Reminiscing about the Heilman stand at the fair, the sisters said they had gone the first 30 years or so to the fair, but had been unable to attend in recent years. “We appreciate the food served here; it’s easier for us to come and go. My favorite from the menu are the cream pies,” Lillian said.
Across the table, Roger Bower had finished his meal and was savoring a slice of rhubarb pie. “It has just the right balance of sweet and tart,” he said. The Bower family resides in nearby Mill Creek Township where Roger is a township employee. With Bower was wife Angie, daughter Kelsey and mother-in-law, Dee Sones.
For the past three years, Kelsey, a sophomore at Hughesville High School, and sister Shania were among the volunteer help at the fair stand. “We waited tables and I enjoyed it very much,” Kelsey said. The Bower sisters had been recruited by their former baby sitters, Ann Hall and Norma Zeisloft.

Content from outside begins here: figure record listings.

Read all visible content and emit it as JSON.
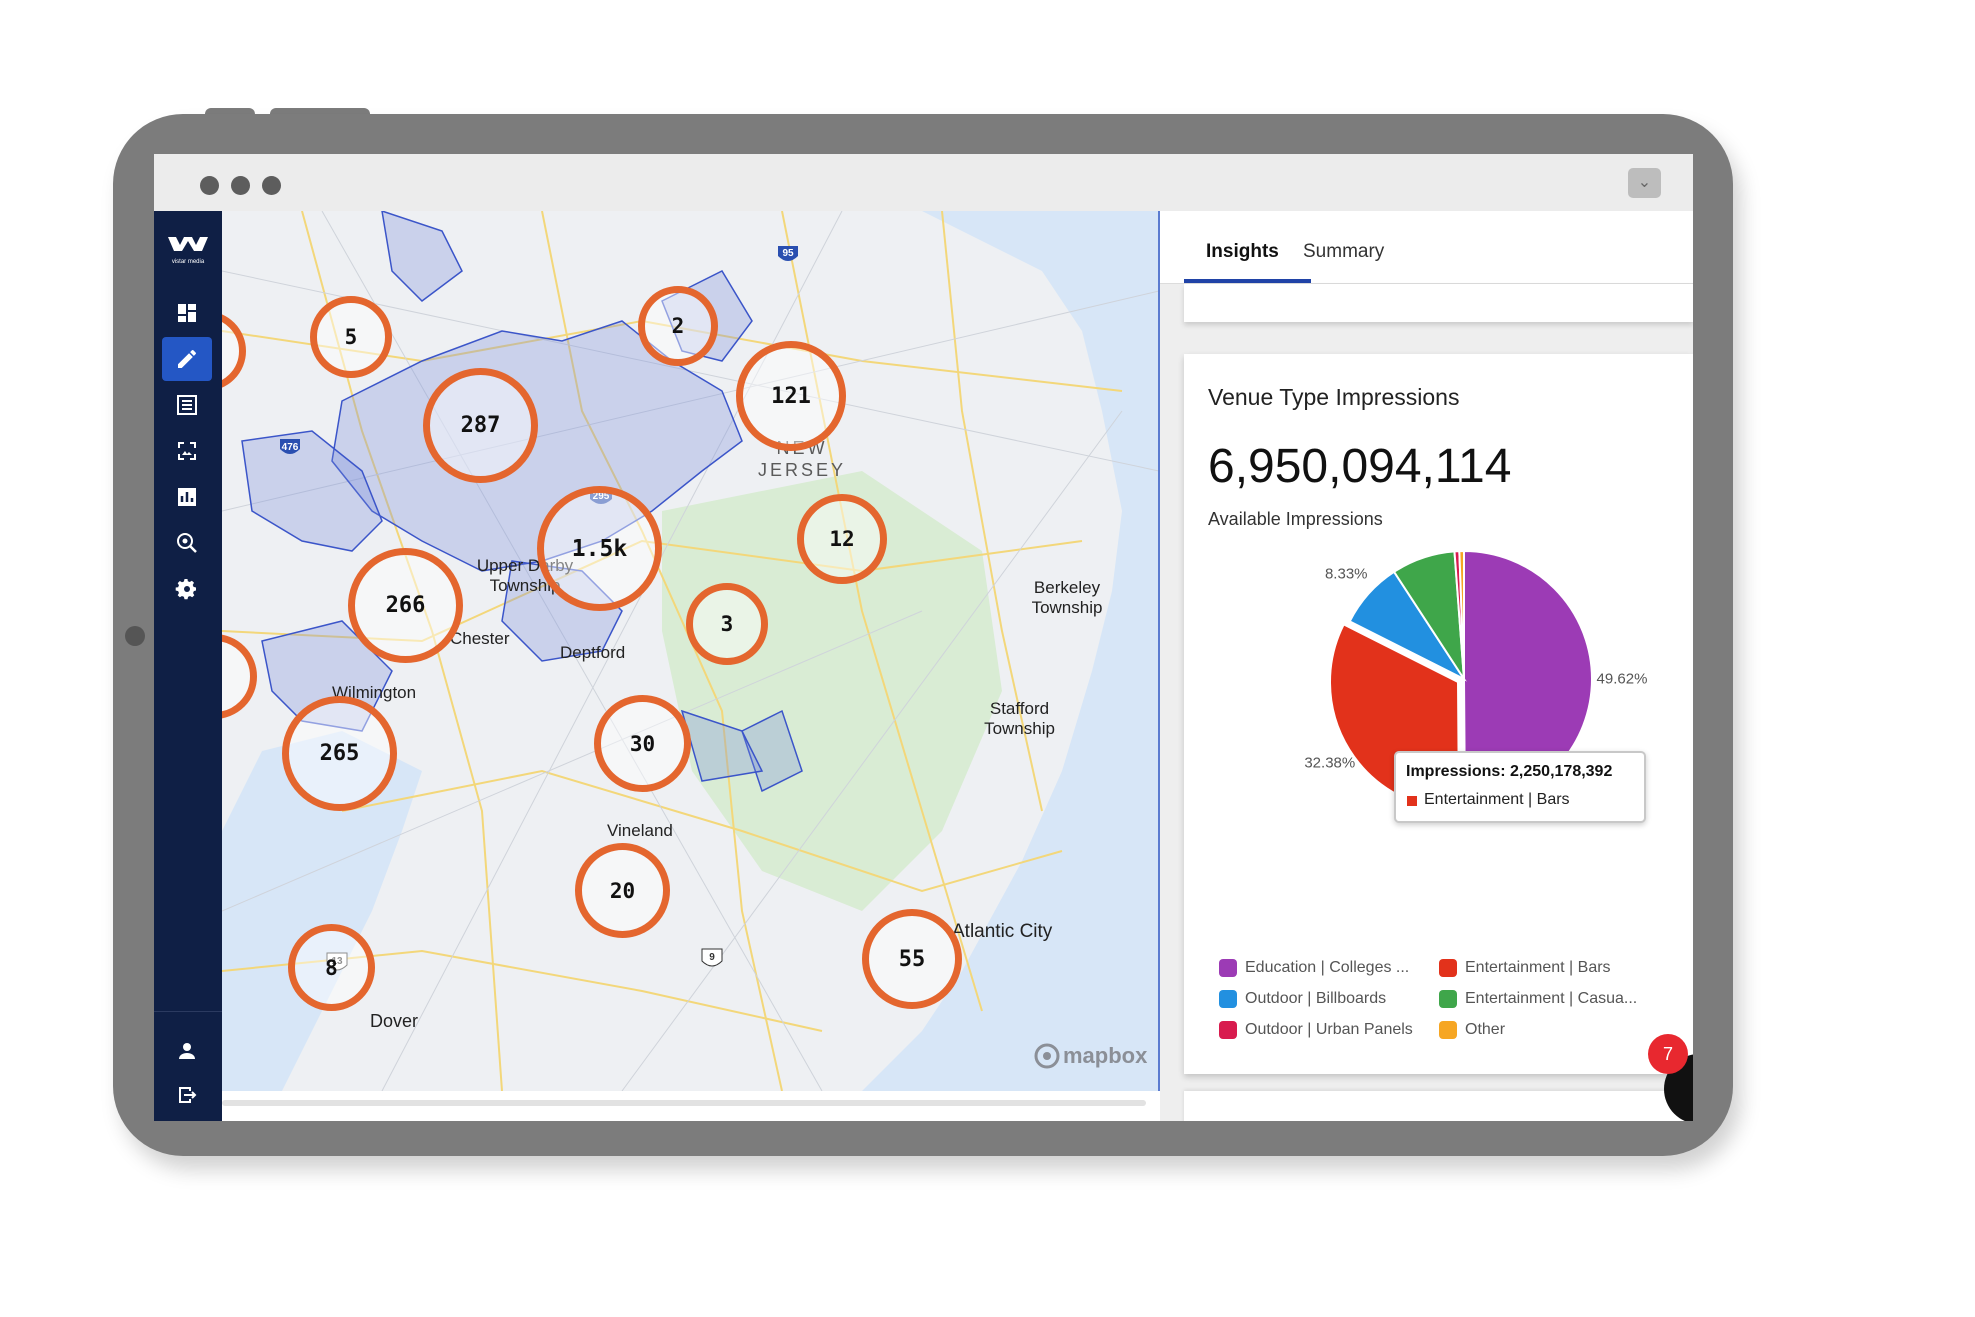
{
  "app": {
    "logo_text": "vistar media"
  },
  "sidebar": {
    "items": [
      {
        "icon": "dashboard-icon"
      },
      {
        "icon": "edit-icon"
      },
      {
        "icon": "list-icon"
      },
      {
        "icon": "image-frame-icon"
      },
      {
        "icon": "bar-chart-icon"
      },
      {
        "icon": "search-location-icon"
      },
      {
        "icon": "settings-icon"
      }
    ],
    "bottom_items": [
      {
        "icon": "user-icon"
      },
      {
        "icon": "logout-icon"
      }
    ]
  },
  "map": {
    "clusters": [
      "5",
      "2",
      "287",
      "121",
      "1.5k",
      "12",
      "266",
      "3",
      "265",
      "30",
      "20",
      "8",
      "55"
    ],
    "labels": {
      "new_jersey": "NEW JERSEY",
      "upper_darby": "Upper Darby Township",
      "chester": "Chester",
      "deptford": "Deptford",
      "wilmington": "Wilmington",
      "berkeley": "Berkeley Township",
      "stafford": "Stafford Township",
      "vineland": "Vineland",
      "atlantic_city": "Atlantic City",
      "dover": "Dover"
    },
    "highway_shields": [
      "95",
      "476",
      "295",
      "13",
      "9"
    ],
    "attribution": "mapbox"
  },
  "panel": {
    "tabs": [
      {
        "label": "Insights",
        "active": true
      },
      {
        "label": "Summary",
        "active": false
      }
    ],
    "card": {
      "title": "Venue Type Impressions",
      "total": "6,950,094,114",
      "total_label": "Available Impressions"
    },
    "tooltip": {
      "title": "Impressions: 2,250,178,392",
      "series": "Entertainment | Bars"
    },
    "notification_count": "7"
  },
  "chart_data": {
    "type": "pie",
    "slices": [
      {
        "name": "Education | Colleges ...",
        "percent": 49.62,
        "label": "49.62%",
        "color": "#9c3bb5"
      },
      {
        "name": "Entertainment | Bars",
        "percent": 32.38,
        "label": "32.38%",
        "color": "#e2321b"
      },
      {
        "name": "Outdoor | Billboards",
        "percent": 8.33,
        "label": "8.33%",
        "color": "#2290e0"
      },
      {
        "name": "Entertainment | Casua...",
        "percent": 7.97,
        "label": "7.97%",
        "color": "#3fa64a"
      },
      {
        "name": "Outdoor | Urban Panels",
        "percent": 0.6,
        "label": "",
        "color": "#d81b4e"
      },
      {
        "name": "Other",
        "percent": 0.58,
        "label": "0.58%",
        "color": "#f6a623"
      }
    ],
    "legend": [
      {
        "name": "Education | Colleges ...",
        "color": "#9c3bb5"
      },
      {
        "name": "Entertainment | Bars",
        "color": "#e2321b"
      },
      {
        "name": "Outdoor | Billboards",
        "color": "#2290e0"
      },
      {
        "name": "Entertainment | Casua...",
        "color": "#3fa64a"
      },
      {
        "name": "Outdoor | Urban Panels",
        "color": "#d81b4e"
      },
      {
        "name": "Other",
        "color": "#f6a623"
      }
    ],
    "legend_position": "bottom"
  }
}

Sones said, “At the fair stand, I liked that you could sit down and were served. There was a large seating area and regardless of wether they knew you or not, all the volunteers were friendly.”
This year when the Bowers attended the fair, they found the former Heilman space empty. “We knew they wouldn’t be there, but it was a surprise to a lot of folks who were disappointed. We told them about the new date and place,” Angie said.
In addition to ads in newspapers, the event was noised about among Heilman’s sister churches. Former pastor Connie Waugh, now at Clarkstown, had announced it at her church. Noted as from the Huntersville church who came were members, Carolyn Hall, daughters Carmen Shoemaker and Penny Booth and Paul Burkhart.
Entertainment was provided by Fred and Vivian (Reeder) Welsh, a husband and wife vocal duo with Fred furnishing accompaniment on his guitar. The couple are among the church’s eight member choir and part of the 40-member congregation.
If success is gauged by the amount of food remaining, then it was successful. Serving hours were from 11 a.m. until 7 p.m. and an hour before closing, the supply of baked beans, potato salad and elderberry pie was exhausted.
Looking forward to 2016, Mrs. Welsh said, “We’ll do it again and hope to add a more festival-like atmosphere by adding children’s games. Other than that, a set date and time remains to be worked out,”
To locate the church, program your GPS for 2792 Kehrer Hill Road, Montoursville, and follow directions. According to Lillian Horn, “Its a lovely drive through the countryside.”